In the pension-backed home loans market, administrators use the assets of the pension fund members to secure cheap funding in the corporate bond market. The funds are then lent to fund members as home loans at inflated rates without proper disclosure. In some cases, members are offered the pension-backed loans at rates above the prime rate. Commercial banks like First National Bank offer the same loans at rates of 1% and 1.75% below prime.

Nomkhita Nqweni, the managing director of Alexander Forbes Financial Services, has denied any wrongdoing by her company.

"In discussions I have had with the Registrar (Boyd) and chief executive of the FSB (Tshidi) on this matter, I have welcomed the prospect of the FSB coming to our business and getting a better understanding and overview of how HomePlan operates.
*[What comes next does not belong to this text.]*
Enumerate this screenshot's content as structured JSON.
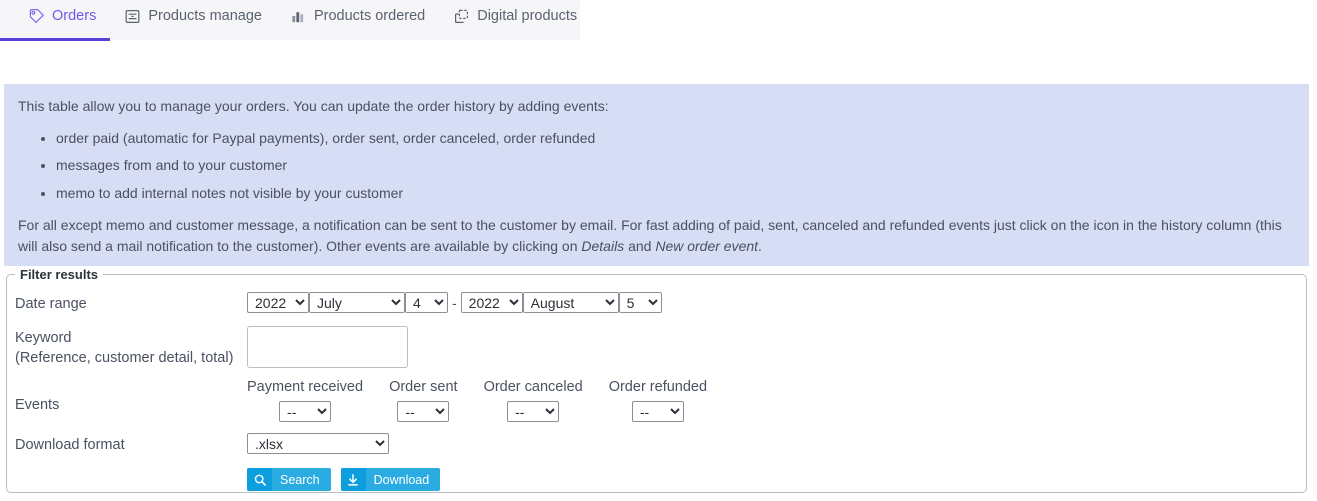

"They have confirmed that they are not investigating HomePlan but are doing a review as part of their industry-wide statutory role," Nqweni said.

Balan Chetty, the financial director of NBC Holdings, declined to comment.

"I cannot comment as I have not heard anything about an FSB investigation," he said.

Industry commentators are waiting with bated breath to see if the FSB will show strong resolve in dealing with the matter.

Johannesburg-based actuarial consultant Donald Molema posed the question of whether the FSB will "prove that its bite is stronger than its bark and go for the big sharks that have for years been exploiting pension fund members".